Treatment of ovarian tumor diagnosed in first pregnancy is –
**Core Concept**
Ovarian tumors diagnosed during pregnancy pose a significant challenge in terms of management due to the risk of malignancy, potential effects on the fetus, and the need to balance maternal and fetal well-being. The primary concern is to differentiate between benign and malignant tumors, as this influences the treatment approach.
**Why the Correct Answer is Right**
The management of ovarian tumors during pregnancy involves a multidisciplinary approach, including obstetricians, gynecologic oncologists, and radiologists. The primary goal is to delay surgery until after the first trimester, if possible, to minimize the risk of miscarriage. If the tumor is malignant, the treatment of choice is surgical staging, which includes a total abdominal hysterectomy, bilateral salpingo-oophorectomy, and lymph node dissection. This approach helps to determine the extent of the disease and guide further treatment.
**Why Each Wrong Option is Incorrect**
**Option A:** This option is incorrect because delaying surgery until after the second trimester may not be feasible and may compromise the treatment outcome.
**Option B:** This option is incorrect because a simple oophorectomy is not sufficient for malignant ovarian tumors, and a more extensive surgical staging is required.
**Option C:** This option is incorrect because chemotherapy during pregnancy is generally avoided due to the potential risks to the fetus, unless the maternal life is at risk.

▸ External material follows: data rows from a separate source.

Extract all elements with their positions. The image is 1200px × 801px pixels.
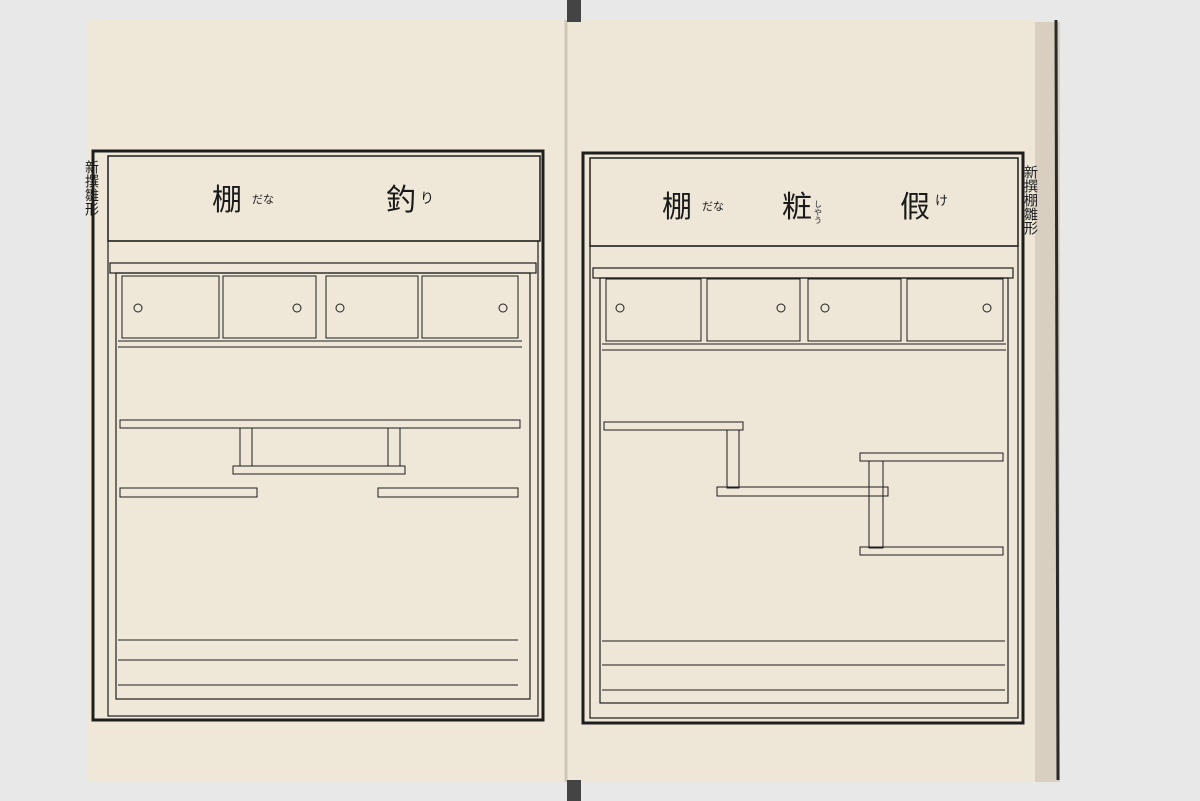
sliding-doors — [118, 275, 522, 348]
left-page — [88, 20, 565, 782]
right-ruby-3: だな — [702, 200, 724, 213]
left-heading-char-2: 棚 — [212, 183, 242, 218]
spine-thread-bottom — [567, 780, 581, 801]
sliding-doors — [602, 278, 1006, 351]
right-illustration: 棚 だな 粧 しやう 假 け 新撰棚雛形 — [581, 151, 1038, 725]
staggered-shelves — [603, 421, 1004, 556]
left-illustration: 棚 だな 釣 り 新撰雛形 — [83, 149, 545, 722]
right-ruby-1: け — [935, 194, 948, 209]
left-ruby-1: り — [420, 191, 434, 207]
cover-edge — [1054, 19, 1060, 781]
shelves — [119, 419, 521, 498]
right-page — [565, 20, 1035, 782]
left-margin-text: 新撰雛形 — [83, 160, 99, 216]
right-ruby-2: しやう — [814, 200, 823, 224]
left-ruby-2: だな — [252, 193, 274, 206]
right-heading-char-2: 粧 — [782, 190, 812, 225]
spine-thread — [567, 0, 581, 22]
right-heading-char-1: 假 — [900, 190, 930, 225]
right-margin-text: 新撰棚雛形 — [1022, 165, 1038, 235]
right-heading-char-3: 棚 — [662, 190, 692, 225]
left-heading-char-1: 釣 — [386, 183, 416, 218]
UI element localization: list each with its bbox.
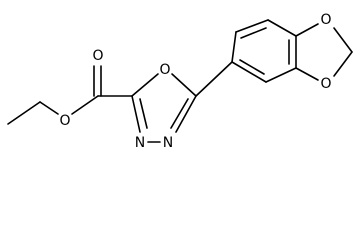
bond-benzene-5 [265,67,297,83]
bond-dioxole-c-otop [295,23,319,37]
atom-nitrogen-right: N [163,135,173,151]
svg-text:O: O [92,48,103,64]
bond-benzene-1 [231,31,237,63]
bond-ring-c5-n4 [175,95,197,133]
bond-ring-n3-c2 [131,95,141,133]
molecule-canvas: O O O N N O O [7,12,353,151]
bond-dioxole-ch2-obot [333,51,353,77]
structure-diagram: O O O N N O O [7,12,353,151]
svg-text:O: O [59,113,70,129]
atom-ester-ether-oxygen: O [59,113,70,129]
bond-o-carbonyl [71,95,99,115]
bond-benzene-2 [235,19,269,33]
svg-text:O: O [320,12,331,28]
atom-ring-oxygen: O [159,62,170,78]
bond-ethyl-ch2-o [39,101,59,115]
bond-benzene-2-inner [240,27,267,39]
atom-ester-carbonyl-oxygen: O [92,48,103,64]
atom-nitrogen-left: N [135,135,145,151]
bond-benzene-6 [231,61,267,83]
bond-ring-n3-c2-inner [139,98,148,129]
bond-ring-c2-o1 [131,73,159,97]
svg-text:N: N [163,135,173,151]
bond-benzene-6-inner [239,59,265,75]
bond-ring-o1-c5 [171,73,197,97]
bond-dioxole-obot-c [295,67,319,81]
atom-dioxole-oxygen-bottom: O [320,76,331,92]
bond-ring-c5-n4-inner [170,98,189,129]
bond-ethyl-ch3-ch2 [7,101,41,125]
atom-dioxole-oxygen-top: O [320,12,331,28]
svg-text:O: O [159,62,170,78]
bond-ring-aryl [195,61,233,97]
bond-dioxole-otop-ch2 [333,27,353,53]
bond-benzene-3 [267,19,297,37]
svg-text:N: N [135,135,145,151]
svg-text:O: O [320,76,331,92]
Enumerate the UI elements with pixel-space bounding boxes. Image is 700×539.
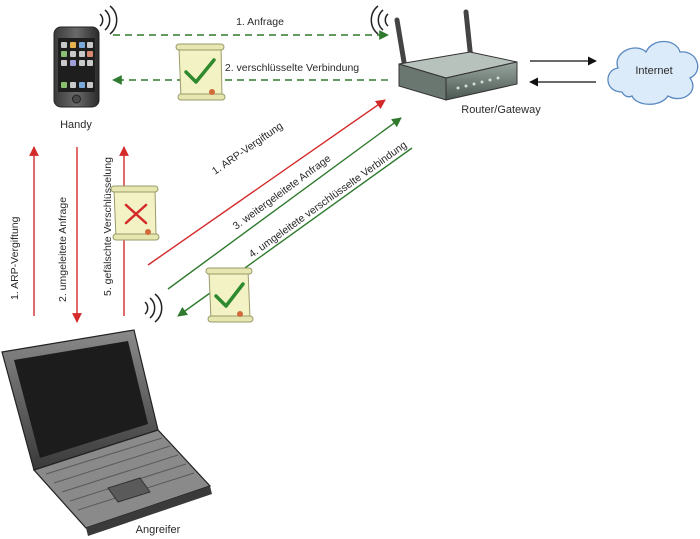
label-arp-vergiftung-router: 1. ARP-Vergiftung: [210, 120, 286, 178]
label-arp-vergiftung-handy: 1. ARP-Vergiftung: [9, 216, 21, 300]
wifi-signal-icon: [370, 5, 389, 35]
node-angreifer: Angreifer: [136, 524, 181, 536]
label-verschluesselte-verbindung: 2. verschlüsselte Verbindung: [225, 62, 359, 74]
label-umgeleitete-anfrage: 2. umgeleitete Anfrage: [57, 197, 69, 302]
wifi-signal-icon: [99, 5, 118, 35]
cloud-icon: [607, 40, 699, 105]
node-router: Router/Gateway: [461, 104, 541, 116]
label-weitergeleitete-anfrage: 3. weitergeleitete Anfrage: [231, 153, 334, 233]
wireless-router-icon: [394, 9, 518, 101]
arrow-weitergeleitete-anfrage: [167, 117, 402, 290]
node-internet: Internet: [635, 65, 672, 77]
forged-certificate-icon: [110, 185, 160, 241]
label-anfrage: 1. Anfrage: [236, 16, 284, 28]
arrow-arp-vergiftung-router: [147, 99, 386, 266]
valid-certificate-icon: [205, 267, 254, 323]
laptop-icon: [1, 329, 212, 536]
node-handy: Handy: [60, 119, 92, 131]
wifi-signal-icon: [144, 293, 163, 323]
label-gefaelschte-verschluesselung: 5. gefälschte Verschlüsselung: [102, 157, 114, 296]
valid-certificate-icon: [175, 43, 226, 101]
smartphone-icon: [53, 26, 100, 108]
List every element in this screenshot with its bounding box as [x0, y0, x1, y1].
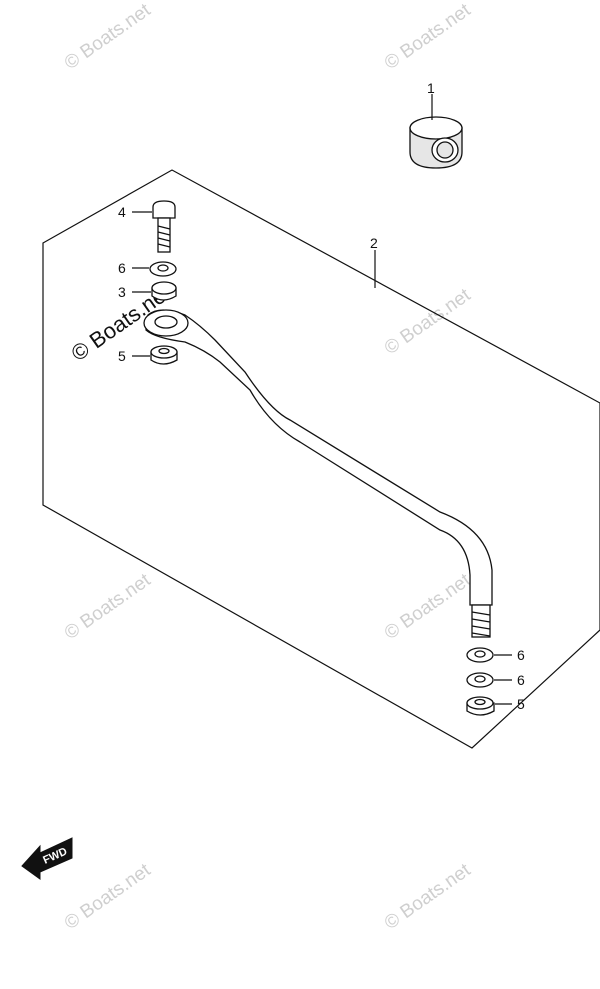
callout-5: 5: [517, 696, 525, 712]
part-5-nut-top: [132, 345, 178, 365]
watermark: © Boats.net: [381, 284, 475, 359]
part-6-washer-lower-2: [466, 672, 512, 688]
watermark: © Boats.net: [61, 569, 155, 644]
part-4-bolt: [132, 200, 176, 253]
part-6-washer-lower-1: [466, 647, 512, 663]
part-3-collar: [132, 281, 177, 301]
callout-6: 6: [118, 260, 126, 276]
callout-4: 4: [118, 204, 126, 220]
watermark: © Boats.net: [381, 569, 475, 644]
part-1-cap-nut: [409, 94, 463, 169]
watermark: © Boats.net: [381, 859, 475, 934]
assembly-box: [42, 169, 600, 749]
watermark: © Boats.net: [381, 0, 475, 74]
callout-1: 1: [427, 80, 435, 96]
callout-6: 6: [517, 672, 525, 688]
watermark: © Boats.net: [61, 859, 155, 934]
callout-5: 5: [118, 348, 126, 364]
part-5-nut-lower: [466, 696, 512, 716]
watermark: © Boats.net: [61, 0, 155, 74]
callout-6: 6: [517, 647, 525, 663]
callout-3: 3: [118, 284, 126, 300]
fwd-arrow-icon: FWD: [21, 837, 73, 880]
part-6-washer-top: [132, 261, 177, 277]
part-2-drag-link: [143, 309, 493, 638]
callout-2: 2: [370, 235, 378, 251]
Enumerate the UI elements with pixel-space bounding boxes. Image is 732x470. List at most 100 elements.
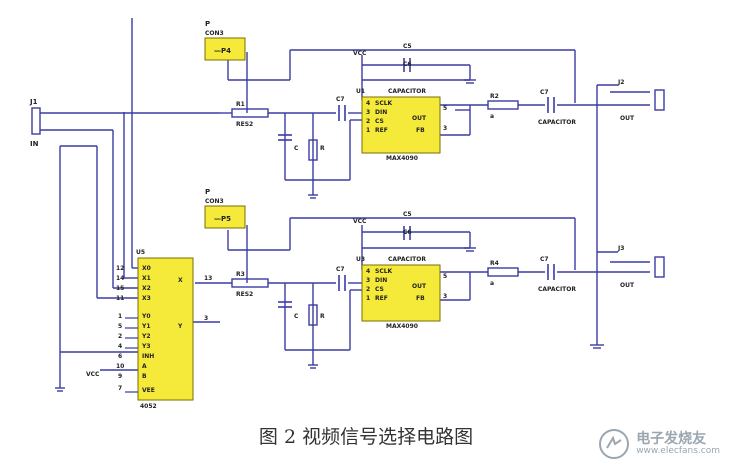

**Clinical Pearl / High-Yield Fact**
In cases of ovarian tumors diagnosed during pregnancy, it's essential to establish a multidisciplinary team to manage the patient, and a thorough discussion with the patient about the risks and benefits of each treatment option is crucial.
**Correct Answer:** C. Surgical staging with total abdominal hysterectomy, bilateral salpingo-oophorectomy, and lymph node dissection.